Machine Learning with Python

2022 Assignment 1

k-NN DTW

Objective

The objective of this assignment is to implement and test a k-Nearest Neighbour (k-NN) classifier for time-series data. One of the big benefits of k-NN is that it can be used with data that is not in the normal feature vector format if a distance measure for that data can be found. Dynamic time warping (DTW) is such a measure for time series (DTW Wikipedia page).

Requirements

The notebook Basic_DTW contains some basic code to help you get started.

 

Task 1: 1-NN DTW

1. Use the DTW function in the notebook to implement a simple 1-NN classifier for time-series data.
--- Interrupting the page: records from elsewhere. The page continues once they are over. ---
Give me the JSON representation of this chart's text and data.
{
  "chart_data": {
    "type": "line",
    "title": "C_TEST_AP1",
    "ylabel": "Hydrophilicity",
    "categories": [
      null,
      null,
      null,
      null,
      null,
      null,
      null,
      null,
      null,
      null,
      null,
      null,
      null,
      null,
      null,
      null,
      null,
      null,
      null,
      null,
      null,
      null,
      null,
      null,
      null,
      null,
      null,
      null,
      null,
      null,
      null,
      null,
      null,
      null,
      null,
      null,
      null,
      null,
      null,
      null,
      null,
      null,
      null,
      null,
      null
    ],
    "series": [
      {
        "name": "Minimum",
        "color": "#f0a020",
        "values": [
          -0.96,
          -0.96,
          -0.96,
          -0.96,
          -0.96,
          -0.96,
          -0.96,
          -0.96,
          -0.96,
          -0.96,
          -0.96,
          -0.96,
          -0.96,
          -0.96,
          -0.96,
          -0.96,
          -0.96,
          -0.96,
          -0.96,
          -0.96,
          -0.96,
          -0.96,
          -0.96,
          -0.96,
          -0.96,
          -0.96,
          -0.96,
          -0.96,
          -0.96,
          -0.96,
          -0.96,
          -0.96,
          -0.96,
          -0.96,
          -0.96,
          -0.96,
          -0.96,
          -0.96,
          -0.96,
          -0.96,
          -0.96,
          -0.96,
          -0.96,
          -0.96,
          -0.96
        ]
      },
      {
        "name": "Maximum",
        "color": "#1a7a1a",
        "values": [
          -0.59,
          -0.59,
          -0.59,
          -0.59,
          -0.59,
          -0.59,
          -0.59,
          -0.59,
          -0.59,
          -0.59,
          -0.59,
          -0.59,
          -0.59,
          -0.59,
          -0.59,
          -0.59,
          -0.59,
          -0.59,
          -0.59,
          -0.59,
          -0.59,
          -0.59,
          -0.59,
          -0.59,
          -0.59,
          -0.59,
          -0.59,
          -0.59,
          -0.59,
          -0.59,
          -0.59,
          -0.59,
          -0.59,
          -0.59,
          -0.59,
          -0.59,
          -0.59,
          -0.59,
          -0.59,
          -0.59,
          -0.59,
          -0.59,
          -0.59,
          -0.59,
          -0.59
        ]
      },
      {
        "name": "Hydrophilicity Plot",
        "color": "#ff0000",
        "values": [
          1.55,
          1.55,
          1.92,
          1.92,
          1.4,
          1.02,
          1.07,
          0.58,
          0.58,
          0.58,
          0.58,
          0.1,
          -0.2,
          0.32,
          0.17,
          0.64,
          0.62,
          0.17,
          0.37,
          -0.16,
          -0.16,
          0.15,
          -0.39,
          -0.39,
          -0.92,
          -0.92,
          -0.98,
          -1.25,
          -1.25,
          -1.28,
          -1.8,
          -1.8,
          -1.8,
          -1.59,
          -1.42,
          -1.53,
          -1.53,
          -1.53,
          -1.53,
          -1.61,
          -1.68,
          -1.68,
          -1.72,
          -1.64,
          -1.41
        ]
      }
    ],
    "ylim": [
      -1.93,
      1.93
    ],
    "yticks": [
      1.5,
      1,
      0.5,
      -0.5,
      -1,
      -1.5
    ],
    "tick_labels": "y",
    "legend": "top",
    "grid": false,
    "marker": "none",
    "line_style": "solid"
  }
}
2. Test the performance of this classifier on the dataset provided in the file UMD_TEST.txt. This is a three-class synthetic time-series dataset - see details <here>.

3. Given that the time-series are all the same length (150 ticks) Euclidean distance can also be used as distance metric. Compare the 1-NN DTW performance with 1-NN Euclidean. Use the scikit-learn implementation for the Euclidean model.  
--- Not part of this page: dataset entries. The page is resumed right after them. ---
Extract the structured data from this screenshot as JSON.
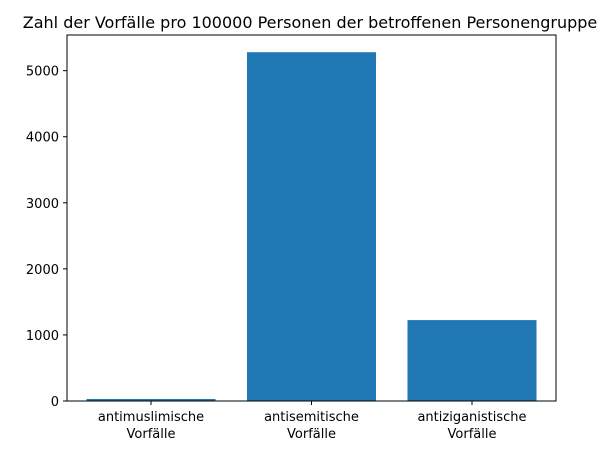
{
  "chart_data": {
    "type": "bar",
    "title": "Zahl der Vorfälle pro 100000 Personen der betroffenen Personengruppe",
    "xlabel": "",
    "ylabel": "",
    "categories": [
      [
        "antimuslimische",
        "Vorfälle"
      ],
      [
        "antisemitische",
        "Vorfälle"
      ],
      [
        "antiziganistische",
        "Vorfälle"
      ]
    ],
    "values": [
      30,
      5280,
      1225
    ],
    "ylim": [
      0,
      5540
    ],
    "yticks": [
      0,
      1000,
      2000,
      3000,
      4000,
      5000
    ],
    "bar_color": "#1f77b4",
    "grid": false,
    "legend": "none"
  }
}
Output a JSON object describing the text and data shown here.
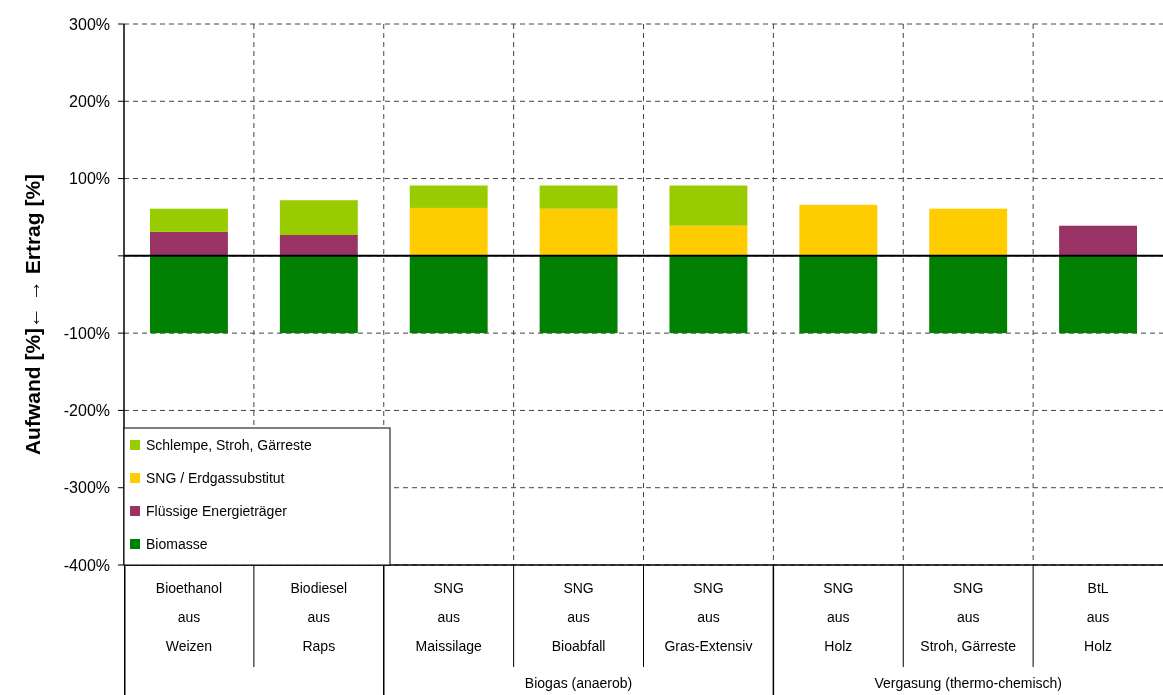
{
  "chart_data": {
    "type": "bar",
    "stacked": true,
    "ylabel": "Aufwand [%]←  → Ertrag [%]",
    "categories": [
      "Bioethanol\naus\nWeizen",
      "Biodiesel\naus\nRaps",
      "SNG\naus\nMaissilage",
      "SNG\naus\nBioabfall",
      "SNG\naus\nGras-Extensiv",
      "SNG\naus\nHolz",
      "SNG\naus\nStroh, Gärreste",
      "BtL\naus\nHolz"
    ],
    "series": [
      {
        "name": "Biomasse",
        "color": "#008000",
        "values": [
          -100,
          -100,
          -100,
          -100,
          -100,
          -100,
          -100,
          -100
        ]
      },
      {
        "name": "Flüssige Energieträger",
        "color": "#993366",
        "values": [
          31,
          27,
          null,
          null,
          null,
          null,
          null,
          39
        ]
      },
      {
        "name": "SNG / Erdgassubstitut",
        "color": "#ffcc00",
        "values": [
          null,
          null,
          62,
          61,
          39,
          66,
          61,
          null
        ]
      },
      {
        "name": "Schlempe, Stroh, Gärreste",
        "color": "#99cc00",
        "values": [
          30,
          45,
          29,
          30,
          52,
          null,
          null,
          null
        ]
      }
    ],
    "ylim": [
      -400,
      300
    ],
    "yticks": [
      {
        "value": -400,
        "label": "-400%"
      },
      {
        "value": -300,
        "label": "-300%"
      },
      {
        "value": -200,
        "label": "-200%"
      },
      {
        "value": -100,
        "label": "-100%"
      },
      {
        "value": 0,
        "label": null
      },
      {
        "value": 100,
        "label": "100%"
      },
      {
        "value": 200,
        "label": "200%"
      },
      {
        "value": 300,
        "label": "300%"
      }
    ],
    "grid": true,
    "legend": "bottom left",
    "annotations": [
      "Biogas (anaerob)",
      "Vergasung (thermo-chemisch)"
    ]
  }
}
4. Find the best value for the window parameter for this dataset.

Task 2: k-NN DTW

1. The k-NN classifier in scikit-learn has a metric parameter that allows for user-defined distance metrics. Adapt the DTW code provided so that it can be incorporated  in a scikit-learn k-NN  classifier.

2. Test the performance of this classifier and compare with the 1-NN results from Task 1. Verify that the 1-NN results are consistent.

3. Compare with k-NN Euclidean.

 

Hint 1: It will be a good idea to use a reduced version of the test set for testing to save time.

Submission: Given the length of time it will take to run the notebook on the full dataset, you should run your notebook from start to finish before submitting and submit with all the outputs in place.

This is an individual (not group) project. Submission is through the Brightspace page. Your submission should comprise your notebook in a single zip file. You should use markdown cells in the notebook to report your findings and conclusions.